What is actually happening in Ambulance Response Times?

Are ambulances getting there in time?

Category 2 ambulance response times peaked at 48 minutes in 2021/22 — nearly three times the 18-minute target. In 2024 the national average stands at 38.6 minutes. For stroke patients, every additional minute without treatment causes permanent brain damage. The worst-performing trust takes 12.3 minutes for Cat 1 calls against a 7-minute target.

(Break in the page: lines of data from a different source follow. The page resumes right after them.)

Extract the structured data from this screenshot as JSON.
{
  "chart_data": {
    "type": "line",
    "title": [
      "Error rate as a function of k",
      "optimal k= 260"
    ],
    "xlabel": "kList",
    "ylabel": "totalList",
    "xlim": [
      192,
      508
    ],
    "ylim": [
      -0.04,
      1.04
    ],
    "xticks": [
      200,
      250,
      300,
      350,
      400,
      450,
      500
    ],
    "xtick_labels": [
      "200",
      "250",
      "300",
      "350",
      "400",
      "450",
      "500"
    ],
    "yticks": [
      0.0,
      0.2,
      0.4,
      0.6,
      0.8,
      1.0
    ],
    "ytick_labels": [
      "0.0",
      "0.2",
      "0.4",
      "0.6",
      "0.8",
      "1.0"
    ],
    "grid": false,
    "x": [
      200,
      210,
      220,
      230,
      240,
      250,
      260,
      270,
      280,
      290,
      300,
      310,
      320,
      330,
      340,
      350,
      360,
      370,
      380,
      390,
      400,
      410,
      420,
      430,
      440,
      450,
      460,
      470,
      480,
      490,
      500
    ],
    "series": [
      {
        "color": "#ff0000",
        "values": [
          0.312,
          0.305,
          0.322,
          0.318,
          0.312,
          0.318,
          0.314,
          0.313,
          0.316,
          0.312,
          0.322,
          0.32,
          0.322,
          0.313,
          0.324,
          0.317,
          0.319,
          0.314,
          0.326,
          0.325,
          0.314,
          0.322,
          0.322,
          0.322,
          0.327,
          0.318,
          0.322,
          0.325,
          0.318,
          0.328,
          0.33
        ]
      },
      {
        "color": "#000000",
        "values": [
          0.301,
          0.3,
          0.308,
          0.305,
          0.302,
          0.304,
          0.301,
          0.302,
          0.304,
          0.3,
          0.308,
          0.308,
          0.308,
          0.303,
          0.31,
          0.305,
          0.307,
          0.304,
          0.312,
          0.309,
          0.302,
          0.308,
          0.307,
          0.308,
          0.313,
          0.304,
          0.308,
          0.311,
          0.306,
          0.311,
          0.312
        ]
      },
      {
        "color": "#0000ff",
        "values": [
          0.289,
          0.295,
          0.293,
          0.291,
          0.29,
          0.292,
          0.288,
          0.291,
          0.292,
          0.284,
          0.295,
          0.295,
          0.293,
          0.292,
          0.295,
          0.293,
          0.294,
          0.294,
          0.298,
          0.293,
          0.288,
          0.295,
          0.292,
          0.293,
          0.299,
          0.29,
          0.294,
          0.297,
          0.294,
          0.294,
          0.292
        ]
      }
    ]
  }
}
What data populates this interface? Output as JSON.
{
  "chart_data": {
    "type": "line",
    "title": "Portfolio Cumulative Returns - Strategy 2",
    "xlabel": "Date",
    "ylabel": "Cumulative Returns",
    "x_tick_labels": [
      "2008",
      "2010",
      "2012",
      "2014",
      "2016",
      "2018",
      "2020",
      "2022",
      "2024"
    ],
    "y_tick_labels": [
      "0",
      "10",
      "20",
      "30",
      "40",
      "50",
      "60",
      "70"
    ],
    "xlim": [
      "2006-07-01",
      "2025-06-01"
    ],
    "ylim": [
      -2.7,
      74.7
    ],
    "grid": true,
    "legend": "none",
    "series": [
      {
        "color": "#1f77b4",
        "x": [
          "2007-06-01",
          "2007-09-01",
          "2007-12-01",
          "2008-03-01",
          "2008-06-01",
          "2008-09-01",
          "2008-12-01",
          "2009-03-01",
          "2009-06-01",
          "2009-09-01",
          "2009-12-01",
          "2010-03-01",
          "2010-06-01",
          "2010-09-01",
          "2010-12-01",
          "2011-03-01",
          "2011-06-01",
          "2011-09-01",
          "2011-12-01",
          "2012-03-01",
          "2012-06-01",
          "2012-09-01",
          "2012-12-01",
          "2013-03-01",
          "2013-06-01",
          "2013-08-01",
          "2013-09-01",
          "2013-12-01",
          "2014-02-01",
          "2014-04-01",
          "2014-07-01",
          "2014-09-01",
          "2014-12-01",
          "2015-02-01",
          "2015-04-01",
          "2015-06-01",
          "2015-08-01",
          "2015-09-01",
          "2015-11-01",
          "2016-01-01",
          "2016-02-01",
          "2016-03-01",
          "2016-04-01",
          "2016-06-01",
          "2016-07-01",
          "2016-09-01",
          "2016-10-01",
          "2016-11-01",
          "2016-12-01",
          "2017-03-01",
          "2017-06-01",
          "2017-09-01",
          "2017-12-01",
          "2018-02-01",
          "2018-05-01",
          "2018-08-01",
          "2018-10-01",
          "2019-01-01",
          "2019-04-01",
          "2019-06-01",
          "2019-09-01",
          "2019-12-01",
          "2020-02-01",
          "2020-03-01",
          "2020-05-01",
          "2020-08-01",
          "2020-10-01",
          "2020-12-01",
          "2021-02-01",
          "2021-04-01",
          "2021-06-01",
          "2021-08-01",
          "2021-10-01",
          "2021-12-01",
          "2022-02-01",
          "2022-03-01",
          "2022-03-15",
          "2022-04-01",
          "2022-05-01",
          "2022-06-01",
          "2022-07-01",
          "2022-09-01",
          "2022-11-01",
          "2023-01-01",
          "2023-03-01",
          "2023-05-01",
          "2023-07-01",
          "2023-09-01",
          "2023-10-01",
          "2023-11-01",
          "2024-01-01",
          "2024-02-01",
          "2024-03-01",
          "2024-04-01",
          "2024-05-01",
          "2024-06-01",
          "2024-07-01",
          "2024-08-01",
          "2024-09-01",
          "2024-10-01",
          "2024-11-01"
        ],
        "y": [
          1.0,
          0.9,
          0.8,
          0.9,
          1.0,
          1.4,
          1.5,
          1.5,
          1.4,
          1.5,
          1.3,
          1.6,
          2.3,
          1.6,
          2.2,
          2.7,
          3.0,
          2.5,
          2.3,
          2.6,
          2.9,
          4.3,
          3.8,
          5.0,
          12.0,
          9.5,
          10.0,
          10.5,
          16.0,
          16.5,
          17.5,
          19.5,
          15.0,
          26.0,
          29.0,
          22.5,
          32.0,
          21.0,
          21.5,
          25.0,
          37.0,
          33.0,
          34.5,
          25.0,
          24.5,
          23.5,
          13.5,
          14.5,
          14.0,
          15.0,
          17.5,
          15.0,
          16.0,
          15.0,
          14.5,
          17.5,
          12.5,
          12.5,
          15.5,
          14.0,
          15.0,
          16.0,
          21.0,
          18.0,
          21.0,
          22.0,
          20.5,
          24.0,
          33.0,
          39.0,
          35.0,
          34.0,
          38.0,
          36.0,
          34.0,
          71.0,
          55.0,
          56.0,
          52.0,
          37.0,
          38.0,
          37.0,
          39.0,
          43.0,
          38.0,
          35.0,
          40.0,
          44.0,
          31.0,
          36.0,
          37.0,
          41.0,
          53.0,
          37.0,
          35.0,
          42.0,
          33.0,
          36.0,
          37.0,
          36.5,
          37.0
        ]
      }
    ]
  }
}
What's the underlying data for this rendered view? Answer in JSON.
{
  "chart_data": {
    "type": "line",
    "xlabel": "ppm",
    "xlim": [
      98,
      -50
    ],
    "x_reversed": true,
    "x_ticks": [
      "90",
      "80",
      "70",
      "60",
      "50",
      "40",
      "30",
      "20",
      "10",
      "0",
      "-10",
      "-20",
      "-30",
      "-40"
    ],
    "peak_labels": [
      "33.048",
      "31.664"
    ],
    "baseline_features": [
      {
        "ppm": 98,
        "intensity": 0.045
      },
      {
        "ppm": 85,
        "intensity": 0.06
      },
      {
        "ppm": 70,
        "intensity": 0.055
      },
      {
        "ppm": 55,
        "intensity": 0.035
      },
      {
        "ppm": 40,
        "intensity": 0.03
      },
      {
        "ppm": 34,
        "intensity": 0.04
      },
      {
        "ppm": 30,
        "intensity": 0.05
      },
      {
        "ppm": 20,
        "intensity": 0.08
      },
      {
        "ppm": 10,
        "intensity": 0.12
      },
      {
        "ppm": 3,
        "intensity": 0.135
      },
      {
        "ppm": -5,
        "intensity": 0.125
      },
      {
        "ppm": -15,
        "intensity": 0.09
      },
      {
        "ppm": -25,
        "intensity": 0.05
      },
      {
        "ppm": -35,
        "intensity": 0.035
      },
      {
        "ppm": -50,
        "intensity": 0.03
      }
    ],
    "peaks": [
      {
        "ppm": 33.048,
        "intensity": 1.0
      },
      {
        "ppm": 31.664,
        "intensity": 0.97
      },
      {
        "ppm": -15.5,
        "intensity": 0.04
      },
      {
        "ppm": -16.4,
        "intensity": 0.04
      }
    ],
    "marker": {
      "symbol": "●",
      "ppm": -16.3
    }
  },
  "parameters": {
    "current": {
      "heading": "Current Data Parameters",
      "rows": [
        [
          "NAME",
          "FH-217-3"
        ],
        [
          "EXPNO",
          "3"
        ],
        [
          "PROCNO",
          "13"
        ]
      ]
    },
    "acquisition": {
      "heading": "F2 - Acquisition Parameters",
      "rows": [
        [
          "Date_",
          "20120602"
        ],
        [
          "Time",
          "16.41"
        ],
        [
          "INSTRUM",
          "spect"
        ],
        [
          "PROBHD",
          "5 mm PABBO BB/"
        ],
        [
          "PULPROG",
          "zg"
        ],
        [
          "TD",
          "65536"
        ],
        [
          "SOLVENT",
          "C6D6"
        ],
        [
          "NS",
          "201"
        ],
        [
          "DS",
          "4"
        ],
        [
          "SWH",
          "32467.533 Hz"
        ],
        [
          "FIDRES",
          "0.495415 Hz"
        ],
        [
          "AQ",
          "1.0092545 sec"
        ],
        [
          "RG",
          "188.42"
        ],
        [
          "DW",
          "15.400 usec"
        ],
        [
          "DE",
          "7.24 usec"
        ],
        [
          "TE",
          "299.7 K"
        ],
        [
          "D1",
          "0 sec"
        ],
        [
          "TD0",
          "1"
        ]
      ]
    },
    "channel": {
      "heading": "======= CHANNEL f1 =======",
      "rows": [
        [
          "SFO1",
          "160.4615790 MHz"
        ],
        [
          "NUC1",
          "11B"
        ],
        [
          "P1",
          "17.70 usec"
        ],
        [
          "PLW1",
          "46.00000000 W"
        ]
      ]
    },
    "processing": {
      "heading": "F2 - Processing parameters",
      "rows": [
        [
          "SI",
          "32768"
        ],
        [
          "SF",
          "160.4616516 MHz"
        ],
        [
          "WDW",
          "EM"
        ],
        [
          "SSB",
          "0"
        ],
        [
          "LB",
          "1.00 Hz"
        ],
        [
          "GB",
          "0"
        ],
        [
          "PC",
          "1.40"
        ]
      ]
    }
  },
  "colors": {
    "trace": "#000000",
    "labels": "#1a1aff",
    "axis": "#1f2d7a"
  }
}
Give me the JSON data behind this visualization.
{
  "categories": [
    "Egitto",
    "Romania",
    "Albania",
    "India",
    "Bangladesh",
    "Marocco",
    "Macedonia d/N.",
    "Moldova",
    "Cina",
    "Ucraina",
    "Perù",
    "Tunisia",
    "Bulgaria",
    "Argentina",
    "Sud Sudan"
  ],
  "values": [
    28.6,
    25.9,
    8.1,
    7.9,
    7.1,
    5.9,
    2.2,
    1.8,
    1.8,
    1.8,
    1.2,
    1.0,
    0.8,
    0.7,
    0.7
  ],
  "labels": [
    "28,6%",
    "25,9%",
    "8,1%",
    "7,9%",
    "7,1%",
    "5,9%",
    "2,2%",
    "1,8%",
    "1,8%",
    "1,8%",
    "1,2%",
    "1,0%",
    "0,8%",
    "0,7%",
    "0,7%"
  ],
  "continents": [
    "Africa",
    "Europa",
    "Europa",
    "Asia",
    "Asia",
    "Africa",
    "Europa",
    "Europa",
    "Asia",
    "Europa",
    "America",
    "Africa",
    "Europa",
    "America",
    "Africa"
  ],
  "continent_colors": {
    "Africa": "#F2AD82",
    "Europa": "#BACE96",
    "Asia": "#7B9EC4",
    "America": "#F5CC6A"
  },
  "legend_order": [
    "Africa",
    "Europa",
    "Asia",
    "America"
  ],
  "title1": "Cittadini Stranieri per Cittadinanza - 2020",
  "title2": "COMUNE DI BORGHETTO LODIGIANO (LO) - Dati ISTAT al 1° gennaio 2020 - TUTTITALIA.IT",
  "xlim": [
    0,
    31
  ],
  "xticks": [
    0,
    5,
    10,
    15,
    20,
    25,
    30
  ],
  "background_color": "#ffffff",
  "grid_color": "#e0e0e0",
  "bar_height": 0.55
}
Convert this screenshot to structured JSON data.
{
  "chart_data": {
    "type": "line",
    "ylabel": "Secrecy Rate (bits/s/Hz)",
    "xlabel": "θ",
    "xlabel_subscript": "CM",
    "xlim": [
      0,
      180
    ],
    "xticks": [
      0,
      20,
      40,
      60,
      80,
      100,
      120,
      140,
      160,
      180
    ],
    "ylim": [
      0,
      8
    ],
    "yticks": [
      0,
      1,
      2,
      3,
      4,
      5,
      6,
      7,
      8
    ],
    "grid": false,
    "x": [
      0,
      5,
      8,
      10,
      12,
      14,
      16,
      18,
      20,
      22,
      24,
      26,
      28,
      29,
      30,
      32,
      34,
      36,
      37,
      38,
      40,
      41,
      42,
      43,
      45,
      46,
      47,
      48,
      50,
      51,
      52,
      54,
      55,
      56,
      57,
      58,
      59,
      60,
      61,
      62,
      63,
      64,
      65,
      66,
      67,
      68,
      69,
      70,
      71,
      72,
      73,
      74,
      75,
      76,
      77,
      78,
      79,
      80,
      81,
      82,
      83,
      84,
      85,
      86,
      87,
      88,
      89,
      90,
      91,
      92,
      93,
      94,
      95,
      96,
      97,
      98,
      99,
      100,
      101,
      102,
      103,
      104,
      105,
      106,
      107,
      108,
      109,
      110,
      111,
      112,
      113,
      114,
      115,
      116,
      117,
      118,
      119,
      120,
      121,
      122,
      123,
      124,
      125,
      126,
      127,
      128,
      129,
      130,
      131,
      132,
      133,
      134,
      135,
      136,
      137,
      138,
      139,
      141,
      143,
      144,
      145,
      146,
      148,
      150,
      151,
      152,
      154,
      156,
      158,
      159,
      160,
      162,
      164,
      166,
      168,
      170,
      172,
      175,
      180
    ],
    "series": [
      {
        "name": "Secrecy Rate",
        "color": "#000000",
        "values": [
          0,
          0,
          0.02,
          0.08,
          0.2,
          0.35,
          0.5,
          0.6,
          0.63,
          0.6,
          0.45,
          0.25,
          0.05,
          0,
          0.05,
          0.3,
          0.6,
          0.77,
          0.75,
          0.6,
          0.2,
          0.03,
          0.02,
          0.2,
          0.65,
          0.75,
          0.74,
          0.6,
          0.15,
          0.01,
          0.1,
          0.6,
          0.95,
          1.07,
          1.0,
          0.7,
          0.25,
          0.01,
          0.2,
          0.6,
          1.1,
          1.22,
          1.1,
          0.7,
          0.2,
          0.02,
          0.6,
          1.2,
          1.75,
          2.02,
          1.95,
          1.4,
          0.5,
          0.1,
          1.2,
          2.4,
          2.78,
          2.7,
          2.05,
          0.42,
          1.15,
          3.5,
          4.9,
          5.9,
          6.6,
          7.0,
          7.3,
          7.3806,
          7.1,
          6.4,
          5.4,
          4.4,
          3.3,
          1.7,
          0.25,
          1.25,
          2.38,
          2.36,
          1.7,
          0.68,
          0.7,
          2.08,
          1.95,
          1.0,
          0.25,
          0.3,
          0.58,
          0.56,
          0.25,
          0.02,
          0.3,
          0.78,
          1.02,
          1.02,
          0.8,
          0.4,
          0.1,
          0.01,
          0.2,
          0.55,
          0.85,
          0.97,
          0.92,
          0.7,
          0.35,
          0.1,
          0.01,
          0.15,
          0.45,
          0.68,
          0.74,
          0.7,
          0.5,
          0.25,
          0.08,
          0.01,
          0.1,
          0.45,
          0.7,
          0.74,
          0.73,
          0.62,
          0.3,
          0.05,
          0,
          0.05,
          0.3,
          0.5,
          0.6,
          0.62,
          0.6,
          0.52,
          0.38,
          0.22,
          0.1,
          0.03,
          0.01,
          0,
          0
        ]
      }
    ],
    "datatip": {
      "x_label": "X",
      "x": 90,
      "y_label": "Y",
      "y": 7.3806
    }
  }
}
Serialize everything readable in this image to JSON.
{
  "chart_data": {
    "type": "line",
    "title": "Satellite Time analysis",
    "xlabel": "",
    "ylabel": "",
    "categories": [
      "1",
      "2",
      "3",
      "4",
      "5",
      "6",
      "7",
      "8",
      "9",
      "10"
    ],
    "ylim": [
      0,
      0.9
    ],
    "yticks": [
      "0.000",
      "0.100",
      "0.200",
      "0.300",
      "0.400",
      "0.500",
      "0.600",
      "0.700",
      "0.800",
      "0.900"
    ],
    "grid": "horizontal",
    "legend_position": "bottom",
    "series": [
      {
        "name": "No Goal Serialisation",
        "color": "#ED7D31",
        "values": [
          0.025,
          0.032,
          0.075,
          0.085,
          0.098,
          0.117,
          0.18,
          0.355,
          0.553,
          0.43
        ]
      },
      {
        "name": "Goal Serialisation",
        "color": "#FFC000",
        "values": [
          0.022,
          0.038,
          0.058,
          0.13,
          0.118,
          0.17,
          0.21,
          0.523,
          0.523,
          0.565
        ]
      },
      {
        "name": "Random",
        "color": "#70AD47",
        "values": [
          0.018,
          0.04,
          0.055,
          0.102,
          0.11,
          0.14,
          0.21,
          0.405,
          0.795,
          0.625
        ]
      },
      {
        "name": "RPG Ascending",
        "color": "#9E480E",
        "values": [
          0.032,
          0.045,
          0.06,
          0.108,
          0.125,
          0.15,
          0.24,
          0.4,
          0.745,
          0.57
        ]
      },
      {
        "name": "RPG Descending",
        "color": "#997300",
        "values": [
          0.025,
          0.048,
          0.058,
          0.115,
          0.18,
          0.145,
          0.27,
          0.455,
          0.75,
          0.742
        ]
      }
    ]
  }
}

England's ambulance services operate under two key targets: Category 1 calls — immediately life-threatening emergencies including cardiac arrests — should receive a response within 7 minutes on average. Category 2 calls, covering strokes and heart attacks, carry an 18-minute target. Both are being missed.[1] Category 2 response times deteriorated from 18 minutes in 2017 to 48 minutes at their worst in 2022, before partial recovery to 38.6 minutes in 2024.[1] For a stroke patient, 1.9 million neurons are lost for each minute without treatment — a 38-minute average means many patients routinely wait an hour or more. The primary structural cause is ambulance handover delays: over 1.8 million crew-hours were lost to queuing outside A&E departments in 2022/23 alone.[1]

Performance variation between trusts is severe. The best-performing trust achieved a Category 1 average of 7.1 minutes in 2024; the worst reached 12.3 minutes — nearly double the target.[1] Rural ambulance services are disproportionately affected: geography means a crew trapped at a distant hospital for hours can leave hundreds of square miles without emergency cover. The national average conceals a postcode lottery in emergency care that is, by definition, life-or-death. NHS England's ambulance recovery plan, launched in 2023, combined hospital discharge acceleration with additional call-handling capacity.[2] Cat 2 times have improved but remain more than twice the target, and the underlying constraints — social care capacity, A&E crowding, workforce vacancies — have not been structurally resolved.

Ambulance response times, England, 2017–2024

Average Category 1 (blue) and Category 2 (red) response times in minutes. Cat 1 target: 7 min. Cat 2 target: 18 min. Both targets missed throughout.

Cat 1 mean response (minutes)
Cat 2 mean response (minutes)

Source: NHS England, Ambulance Quality Indicators, 2024, Updated monthly

Cat 1 response time: best vs worst trust, England, 2017–2024

The gap between the best (green) and worst (red) ambulance trust Cat 1 response times has widened from 0.6 minutes in 2017 to 5.2 minutes in 2024 — a postcode lottery in emergency care.

Best-performing trust (Cat 1 min)
Worst-performing trust (Cat 1 min)

Source: NHS England, Ambulance Quality Indicators — trust level, 2024, Updated monthly

Recovery plan improves Cat 2 times — but targets still missed

9 minimprovement in Cat 2 response time since 2022 peak

NHS England's ambulance recovery plan, launched in January 2023, delivered a 9-minute improvement in average Category 2 response times from the 2022 peak of 48 minutes to 38.6 minutes by 2024. The plan combined hospital discharge acceleration, cohorting areas in A&E to reduce handover delays, and investment in additional call-handling and hear-and-treat capacity. Some trusts have seen their Cat 2 performance return close to target. However, the 18-minute national target remains more than double the current average. Experts note that sustained improvement requires structural fixes to social care, hospital capacity, and workforce that go beyond operational measures within the ambulance sector itself.

Source: NHS England — Urgent and Emergency Care Recovery Plan 2023 progress report. NHS England — Ambulance Quality Indicators 2024.

  1. [1]NHS EnglandAmbulance Quality Indicators, 2024
  2. [2]NHS EnglandUrgent and Emergency Care Recovery Plan, 2023

Sources & Methodology

NHS England — Ambulance Quality Indicators — monthly publication covering all 10 NHS ambulance trusts in England.

Response time targets set under the Ambulance Response Programme (ARP) 2017. Category 1: mean 7 minutes, 90th percentile 15 minutes. Category 2: mean 18 minutes, 90th percentile 40 minutes. Annual means are derived from monthly trust-level publications. Trust variation figures reflect the best and worst annual mean Cat 1 response time across the 10 trusts in 2024.